What interested most about your premise? What did you want to put across?

WK: I took it from the newspapers. Cloning was something that was being speculated about a great deal in that period. I know that there’s been a new surge in interest about cloning in the past eight or 10 years. But even at that juncture, in the early 1970s, there was a lot of discussion. I thought, “What if?” and I took it from there.

What went down after you turned in your initial draft of the teleplay isn’t among the happier Trek stories you tell…

WK: Well, the whole thing was a little unpleasant to me. First of all, I did about 10 drafts. I never thought I could get through 10 drafts. It just was an unbearable process. Gene kept saying, “Let’s use talking vegetables. This is animation. Let’s do this. Let’s do that.” So I had to keep making adjustments to accommodate the medium in which we were working. So that wasn’t very pleasant.

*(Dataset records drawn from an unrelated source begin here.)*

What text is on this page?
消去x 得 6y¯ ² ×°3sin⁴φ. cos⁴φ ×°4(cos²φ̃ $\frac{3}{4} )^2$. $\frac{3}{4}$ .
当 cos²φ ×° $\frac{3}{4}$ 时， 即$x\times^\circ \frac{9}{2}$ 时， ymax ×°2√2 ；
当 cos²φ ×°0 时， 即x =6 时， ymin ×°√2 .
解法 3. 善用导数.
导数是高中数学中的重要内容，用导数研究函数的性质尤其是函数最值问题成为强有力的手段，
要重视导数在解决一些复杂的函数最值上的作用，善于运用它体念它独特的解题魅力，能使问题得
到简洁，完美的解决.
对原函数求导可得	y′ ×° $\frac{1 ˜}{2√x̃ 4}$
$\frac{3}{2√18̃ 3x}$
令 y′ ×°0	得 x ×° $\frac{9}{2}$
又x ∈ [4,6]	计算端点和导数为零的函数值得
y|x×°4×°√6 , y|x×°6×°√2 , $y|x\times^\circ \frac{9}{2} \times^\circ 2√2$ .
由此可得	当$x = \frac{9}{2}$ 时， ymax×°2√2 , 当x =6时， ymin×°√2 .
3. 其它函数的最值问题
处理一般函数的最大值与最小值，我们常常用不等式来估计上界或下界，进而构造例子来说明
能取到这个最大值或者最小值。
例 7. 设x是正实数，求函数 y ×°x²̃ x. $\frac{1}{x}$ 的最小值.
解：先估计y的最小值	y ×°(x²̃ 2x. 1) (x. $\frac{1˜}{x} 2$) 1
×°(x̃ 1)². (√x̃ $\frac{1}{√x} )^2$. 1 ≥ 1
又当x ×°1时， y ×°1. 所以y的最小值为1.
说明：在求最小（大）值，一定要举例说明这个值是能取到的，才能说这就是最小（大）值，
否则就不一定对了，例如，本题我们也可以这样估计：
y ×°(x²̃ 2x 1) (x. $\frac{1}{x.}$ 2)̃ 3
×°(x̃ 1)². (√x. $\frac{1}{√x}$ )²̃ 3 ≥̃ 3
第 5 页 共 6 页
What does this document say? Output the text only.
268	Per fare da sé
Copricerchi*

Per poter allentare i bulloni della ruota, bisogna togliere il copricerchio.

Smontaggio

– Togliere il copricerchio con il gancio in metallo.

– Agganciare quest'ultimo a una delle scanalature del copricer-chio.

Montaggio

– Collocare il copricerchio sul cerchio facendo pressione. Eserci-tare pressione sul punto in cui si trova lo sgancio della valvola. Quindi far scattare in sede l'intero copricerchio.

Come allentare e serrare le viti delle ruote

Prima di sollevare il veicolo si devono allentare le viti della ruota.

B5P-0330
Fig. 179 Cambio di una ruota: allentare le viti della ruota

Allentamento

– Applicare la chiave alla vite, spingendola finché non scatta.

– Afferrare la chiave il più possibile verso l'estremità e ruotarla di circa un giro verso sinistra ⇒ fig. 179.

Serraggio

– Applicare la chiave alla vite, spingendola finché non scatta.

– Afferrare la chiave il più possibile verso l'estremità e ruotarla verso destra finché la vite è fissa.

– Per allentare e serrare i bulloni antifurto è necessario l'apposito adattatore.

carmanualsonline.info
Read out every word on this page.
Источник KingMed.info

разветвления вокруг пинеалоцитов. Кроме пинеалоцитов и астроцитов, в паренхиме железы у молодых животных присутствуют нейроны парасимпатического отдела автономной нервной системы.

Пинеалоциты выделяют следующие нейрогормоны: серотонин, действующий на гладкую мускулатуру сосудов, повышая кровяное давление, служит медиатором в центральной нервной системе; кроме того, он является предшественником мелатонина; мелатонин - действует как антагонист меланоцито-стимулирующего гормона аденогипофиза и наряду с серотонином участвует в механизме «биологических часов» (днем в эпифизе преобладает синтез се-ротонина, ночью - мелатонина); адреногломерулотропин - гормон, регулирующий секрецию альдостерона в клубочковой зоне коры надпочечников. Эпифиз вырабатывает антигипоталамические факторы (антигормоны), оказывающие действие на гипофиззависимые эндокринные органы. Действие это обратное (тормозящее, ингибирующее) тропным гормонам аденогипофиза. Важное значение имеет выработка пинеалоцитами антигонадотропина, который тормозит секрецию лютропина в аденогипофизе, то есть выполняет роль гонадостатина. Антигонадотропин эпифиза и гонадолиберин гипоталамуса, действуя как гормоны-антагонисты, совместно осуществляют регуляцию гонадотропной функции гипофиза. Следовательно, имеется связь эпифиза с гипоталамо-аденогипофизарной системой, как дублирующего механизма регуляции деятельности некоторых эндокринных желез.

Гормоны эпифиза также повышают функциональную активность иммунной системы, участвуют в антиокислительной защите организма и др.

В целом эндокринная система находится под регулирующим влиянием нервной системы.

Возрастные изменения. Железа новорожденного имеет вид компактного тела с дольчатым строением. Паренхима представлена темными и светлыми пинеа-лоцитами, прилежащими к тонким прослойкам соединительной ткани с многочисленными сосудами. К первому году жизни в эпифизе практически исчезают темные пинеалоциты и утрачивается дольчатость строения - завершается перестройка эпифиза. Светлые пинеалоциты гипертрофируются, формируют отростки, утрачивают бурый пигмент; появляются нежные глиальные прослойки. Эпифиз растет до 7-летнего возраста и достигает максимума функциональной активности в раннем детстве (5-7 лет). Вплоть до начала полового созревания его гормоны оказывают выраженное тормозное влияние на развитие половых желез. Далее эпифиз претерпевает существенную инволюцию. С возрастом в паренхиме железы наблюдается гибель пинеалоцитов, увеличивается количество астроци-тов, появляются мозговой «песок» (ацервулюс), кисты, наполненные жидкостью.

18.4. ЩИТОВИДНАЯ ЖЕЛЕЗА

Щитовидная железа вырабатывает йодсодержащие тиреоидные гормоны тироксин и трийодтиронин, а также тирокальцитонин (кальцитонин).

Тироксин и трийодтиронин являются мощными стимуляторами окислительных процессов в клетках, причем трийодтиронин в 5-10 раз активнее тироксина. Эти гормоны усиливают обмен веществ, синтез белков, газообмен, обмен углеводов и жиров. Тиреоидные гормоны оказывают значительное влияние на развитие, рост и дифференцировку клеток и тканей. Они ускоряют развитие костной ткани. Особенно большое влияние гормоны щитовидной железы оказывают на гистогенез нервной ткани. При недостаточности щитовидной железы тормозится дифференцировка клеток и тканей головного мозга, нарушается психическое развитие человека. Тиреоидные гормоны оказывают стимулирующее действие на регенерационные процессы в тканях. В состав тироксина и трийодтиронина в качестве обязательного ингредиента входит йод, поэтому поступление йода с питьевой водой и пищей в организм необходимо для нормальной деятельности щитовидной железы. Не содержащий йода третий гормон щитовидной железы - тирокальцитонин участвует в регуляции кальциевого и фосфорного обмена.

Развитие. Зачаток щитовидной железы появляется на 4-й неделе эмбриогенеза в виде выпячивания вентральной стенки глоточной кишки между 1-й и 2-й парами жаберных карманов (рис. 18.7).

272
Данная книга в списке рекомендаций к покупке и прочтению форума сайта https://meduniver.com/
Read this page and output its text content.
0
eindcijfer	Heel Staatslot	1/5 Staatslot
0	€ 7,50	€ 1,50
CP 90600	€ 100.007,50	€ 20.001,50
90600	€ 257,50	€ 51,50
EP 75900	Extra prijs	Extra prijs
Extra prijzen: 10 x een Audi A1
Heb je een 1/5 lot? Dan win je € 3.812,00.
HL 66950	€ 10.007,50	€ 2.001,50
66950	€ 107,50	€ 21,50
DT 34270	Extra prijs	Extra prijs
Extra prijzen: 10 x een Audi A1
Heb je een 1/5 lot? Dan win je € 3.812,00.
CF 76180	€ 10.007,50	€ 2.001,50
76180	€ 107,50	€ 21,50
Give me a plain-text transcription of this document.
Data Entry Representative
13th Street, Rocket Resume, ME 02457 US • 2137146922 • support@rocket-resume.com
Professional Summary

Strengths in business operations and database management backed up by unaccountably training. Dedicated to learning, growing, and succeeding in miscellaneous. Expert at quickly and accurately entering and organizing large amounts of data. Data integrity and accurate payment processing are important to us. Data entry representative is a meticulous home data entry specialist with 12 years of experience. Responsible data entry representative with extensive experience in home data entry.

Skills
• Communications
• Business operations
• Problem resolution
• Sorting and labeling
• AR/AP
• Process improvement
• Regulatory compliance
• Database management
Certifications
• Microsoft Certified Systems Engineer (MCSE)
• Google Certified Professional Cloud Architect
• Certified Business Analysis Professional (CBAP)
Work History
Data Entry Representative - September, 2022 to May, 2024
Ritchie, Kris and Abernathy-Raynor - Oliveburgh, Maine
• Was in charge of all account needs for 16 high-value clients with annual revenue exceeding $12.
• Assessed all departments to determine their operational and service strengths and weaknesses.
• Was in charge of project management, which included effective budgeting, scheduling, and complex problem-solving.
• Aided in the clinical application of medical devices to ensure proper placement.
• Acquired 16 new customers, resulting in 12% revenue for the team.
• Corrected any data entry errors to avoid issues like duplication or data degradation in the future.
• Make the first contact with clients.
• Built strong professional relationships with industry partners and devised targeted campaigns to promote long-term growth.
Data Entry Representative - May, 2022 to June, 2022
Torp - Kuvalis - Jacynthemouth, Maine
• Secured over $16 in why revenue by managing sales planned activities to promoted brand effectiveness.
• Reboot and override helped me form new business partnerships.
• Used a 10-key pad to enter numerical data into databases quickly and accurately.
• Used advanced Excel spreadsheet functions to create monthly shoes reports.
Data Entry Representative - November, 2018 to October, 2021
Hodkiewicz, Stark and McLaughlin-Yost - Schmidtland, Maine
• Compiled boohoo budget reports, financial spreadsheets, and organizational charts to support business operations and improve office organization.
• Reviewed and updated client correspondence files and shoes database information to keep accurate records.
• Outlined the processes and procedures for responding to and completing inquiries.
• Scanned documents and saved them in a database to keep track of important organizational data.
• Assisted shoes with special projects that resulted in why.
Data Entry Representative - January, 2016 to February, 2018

I also was very disappointed that I wasn’t included in the cast. I’m certainly capable of paranoia and I don’t say that glibly. I say that with great sincerity. And I felt really abused by not being involved. I did applaud Leonard Nimoy’s posture during this whole thing, not in terms of me, but in terms of George and Nichelle, because he took a stand, saying that he would not perform in the animated show unless they were included, since they were part of the original show and helped make it a success. It made sense, in terms of his not marshaling his forces on my behalf, because I wasn’t part of the original show. But all the same I felt I was kind of screwed around because I asked if I could come in and read for the part of Keniclius and they said “Yeah,” and it was really lip service. I came in and I read, and they had no intention of hiring. So that upset me.

And then the final insult was I didn’t learn that I wasn’t going to be one of the actors in the animated Star Trek until I was at a convention in Los Angeles. Dorothy Fontana had just given a talk. She was the producer/story editor of the show, and she told the fans I wasn’t going to be an actor in it. I didn’t know that [yet]. And the fans came out and they saw me, and the first thing they said was, “How do you feel about not being an actor in it.” I was not prepared for that. It was really out of left field. I was rather staggered by it. I was then, a little while later the same day, on a panel with Gene and I tried to bring it up. He kind of waved me off and said, “Well, that’s just the way it goes.” So the whole thing was not terribly pleasant.

The Infinite Vulcan

StarTrek.com

What did you make of the final product?

WK: I watched a few of the episodes and I thought it was OK. Obviously, the writing was better than the animation, and that put it in a very untenable place because the people [adults] who could appreciate the storylines had to sit through some primitive animation and those [children] who were happy with the animation were not likely to absorb the storylines as well as their grown-up counterparts. And my episode, specifically, I thought it was OK. In the years that have followed, I have heard everything from that it was the worst episode of the show to that it was one of the best. So I have no idea, really, where it stands. I thought it was an interesting take and certainly a little different.

One little Easter egg in there is that the plant in the episode is called “Retlaw.” Can we assume that was your idea?

WK: That was my idea. You know, back in the 1940s there was a comic book called “Planet Comics,” and the aliens talked backwards. I was trying to be cute, not clever, when I did that. In fact, when I did my episode [“The Stranger”] of Land of the Lost, a character I created, which was called Enik — which also ended up being in the [recent Will Ferrell movie] — was originally called Eneg. That’s G-e-n-e backwards, which was for Gene Roddenberry. But [Land of the Lost story editor] David Gerrold caught it and said, “No, we can’t have that.” But whenever I get a chance, it’s my little signature thing, to have a character’s name be someone else’s name spelled backwards.


This interview has been edited and condensed.